There are several locally heritage-listed buildings on Waymouth Street, and as of 2024 two on the South Australian Heritage Register:

- Woodards House, originally an office building designed by prominent architect F. Kenneth Milne (then in practice as F. Kenneth Milne, Evans & Russell) for Norwich Union Fire Insurance Society, which included ground floor offices for the Commercial Bank of Australia. The building contractor was prominent local builder Frederick Fricker, who died suddenly while on holiday, in Port Said, before the building was completed. The building was officially opened on 5 June 1929, after a dinner the previous night attended by many local dignitaries. The building was state heritage-listed on 23 August 2013, and described as "an outstanding example of a building constructed in the Inter-War Commercial Palazzo style". An additional floor was added in 1953.

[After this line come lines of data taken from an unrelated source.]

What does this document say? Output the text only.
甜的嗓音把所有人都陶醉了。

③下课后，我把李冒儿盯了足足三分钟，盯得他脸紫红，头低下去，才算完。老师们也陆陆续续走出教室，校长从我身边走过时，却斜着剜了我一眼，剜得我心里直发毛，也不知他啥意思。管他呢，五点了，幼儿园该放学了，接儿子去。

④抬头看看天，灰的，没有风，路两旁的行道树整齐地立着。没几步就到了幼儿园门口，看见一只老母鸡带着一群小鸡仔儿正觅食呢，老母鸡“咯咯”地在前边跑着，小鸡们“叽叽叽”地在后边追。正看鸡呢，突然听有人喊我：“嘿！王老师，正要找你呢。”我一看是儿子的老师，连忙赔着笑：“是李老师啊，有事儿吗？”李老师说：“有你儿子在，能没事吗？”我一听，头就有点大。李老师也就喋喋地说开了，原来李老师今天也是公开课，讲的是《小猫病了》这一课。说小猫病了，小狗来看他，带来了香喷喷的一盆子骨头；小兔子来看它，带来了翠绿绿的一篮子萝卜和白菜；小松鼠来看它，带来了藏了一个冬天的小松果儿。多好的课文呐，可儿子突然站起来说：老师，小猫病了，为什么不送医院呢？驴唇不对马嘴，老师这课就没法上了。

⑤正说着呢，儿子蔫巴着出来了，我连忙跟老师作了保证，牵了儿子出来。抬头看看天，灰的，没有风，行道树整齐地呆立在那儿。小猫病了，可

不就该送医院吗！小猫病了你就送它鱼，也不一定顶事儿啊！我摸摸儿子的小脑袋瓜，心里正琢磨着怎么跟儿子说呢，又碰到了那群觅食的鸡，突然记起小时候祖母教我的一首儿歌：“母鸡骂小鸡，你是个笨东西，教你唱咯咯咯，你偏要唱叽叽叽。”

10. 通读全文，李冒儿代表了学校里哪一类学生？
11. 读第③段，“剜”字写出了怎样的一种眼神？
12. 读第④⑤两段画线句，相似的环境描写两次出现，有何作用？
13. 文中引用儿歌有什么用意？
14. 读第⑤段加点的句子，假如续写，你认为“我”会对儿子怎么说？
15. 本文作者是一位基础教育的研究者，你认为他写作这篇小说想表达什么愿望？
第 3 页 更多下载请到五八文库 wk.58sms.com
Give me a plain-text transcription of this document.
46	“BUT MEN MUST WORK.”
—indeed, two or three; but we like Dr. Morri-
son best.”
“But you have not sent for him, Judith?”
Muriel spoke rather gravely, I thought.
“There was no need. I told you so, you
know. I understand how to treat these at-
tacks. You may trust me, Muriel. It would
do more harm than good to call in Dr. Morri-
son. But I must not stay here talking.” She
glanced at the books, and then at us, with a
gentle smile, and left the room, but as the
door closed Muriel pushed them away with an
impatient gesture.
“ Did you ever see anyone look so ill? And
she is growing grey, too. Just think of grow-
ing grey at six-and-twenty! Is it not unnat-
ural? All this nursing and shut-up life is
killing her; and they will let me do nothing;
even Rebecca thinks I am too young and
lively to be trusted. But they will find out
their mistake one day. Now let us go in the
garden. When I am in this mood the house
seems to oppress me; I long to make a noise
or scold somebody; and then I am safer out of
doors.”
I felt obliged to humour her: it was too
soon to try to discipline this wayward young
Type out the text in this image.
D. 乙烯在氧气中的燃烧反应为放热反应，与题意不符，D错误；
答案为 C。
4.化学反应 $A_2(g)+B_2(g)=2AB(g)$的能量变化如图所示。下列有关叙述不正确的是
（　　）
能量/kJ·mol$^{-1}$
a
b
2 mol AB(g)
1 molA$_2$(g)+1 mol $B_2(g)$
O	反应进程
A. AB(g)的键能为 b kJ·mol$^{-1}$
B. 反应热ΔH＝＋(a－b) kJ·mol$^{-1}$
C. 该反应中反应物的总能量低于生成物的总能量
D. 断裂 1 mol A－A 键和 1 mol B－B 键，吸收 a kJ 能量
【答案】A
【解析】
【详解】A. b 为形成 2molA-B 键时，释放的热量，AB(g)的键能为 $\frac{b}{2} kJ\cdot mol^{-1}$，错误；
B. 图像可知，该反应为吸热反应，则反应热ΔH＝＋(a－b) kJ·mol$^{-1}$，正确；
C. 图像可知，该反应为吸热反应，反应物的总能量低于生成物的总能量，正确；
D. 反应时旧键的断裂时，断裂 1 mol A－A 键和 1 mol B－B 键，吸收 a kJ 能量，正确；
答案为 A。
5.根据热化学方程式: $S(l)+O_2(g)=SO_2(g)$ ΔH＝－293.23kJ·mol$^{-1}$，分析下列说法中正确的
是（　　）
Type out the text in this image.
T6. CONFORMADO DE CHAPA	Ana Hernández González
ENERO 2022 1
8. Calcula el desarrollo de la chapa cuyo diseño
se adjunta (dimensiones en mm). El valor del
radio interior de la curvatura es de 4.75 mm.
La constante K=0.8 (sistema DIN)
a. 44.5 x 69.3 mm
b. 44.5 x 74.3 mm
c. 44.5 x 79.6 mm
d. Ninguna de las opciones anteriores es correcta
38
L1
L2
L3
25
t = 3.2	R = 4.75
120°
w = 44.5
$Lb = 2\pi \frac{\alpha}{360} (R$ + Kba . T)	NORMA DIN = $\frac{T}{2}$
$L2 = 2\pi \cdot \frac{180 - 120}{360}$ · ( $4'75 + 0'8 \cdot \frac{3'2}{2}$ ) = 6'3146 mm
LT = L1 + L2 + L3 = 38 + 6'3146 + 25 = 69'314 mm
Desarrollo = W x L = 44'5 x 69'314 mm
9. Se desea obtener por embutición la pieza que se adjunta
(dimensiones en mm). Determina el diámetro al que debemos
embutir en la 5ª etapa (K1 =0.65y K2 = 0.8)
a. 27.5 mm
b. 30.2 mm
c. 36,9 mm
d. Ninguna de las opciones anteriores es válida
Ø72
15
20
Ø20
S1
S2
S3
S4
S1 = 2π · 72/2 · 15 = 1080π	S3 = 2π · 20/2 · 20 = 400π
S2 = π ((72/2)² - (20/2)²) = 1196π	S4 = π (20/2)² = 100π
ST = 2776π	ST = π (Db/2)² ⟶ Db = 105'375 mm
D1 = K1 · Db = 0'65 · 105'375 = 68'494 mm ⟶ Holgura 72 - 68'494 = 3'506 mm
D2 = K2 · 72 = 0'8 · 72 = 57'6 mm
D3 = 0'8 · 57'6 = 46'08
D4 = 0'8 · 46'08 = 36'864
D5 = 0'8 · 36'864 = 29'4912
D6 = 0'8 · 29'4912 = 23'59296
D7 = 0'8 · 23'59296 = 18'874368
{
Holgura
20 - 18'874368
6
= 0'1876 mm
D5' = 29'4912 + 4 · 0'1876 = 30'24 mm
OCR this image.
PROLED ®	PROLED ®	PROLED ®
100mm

- The Cumberland Arms Hotel, at no. 205, was designed by Henry Colls Richardson for Sir Edwin Thomas Smith and built in 1883. It was heritage-listed in 1986. The business was originally licensed as the Crown and Anchor Hotel, and was situated in Elizabeth Street. The hotel accommodates 731 patrons and has several function areas and a large beer garden. The interiors were redecorated not long before the property went on the market in March 2025, not long after an 18-storey residential development was approved for a site in Elizabeth Street behind the hotel, on the other side of a two-storey dwelling.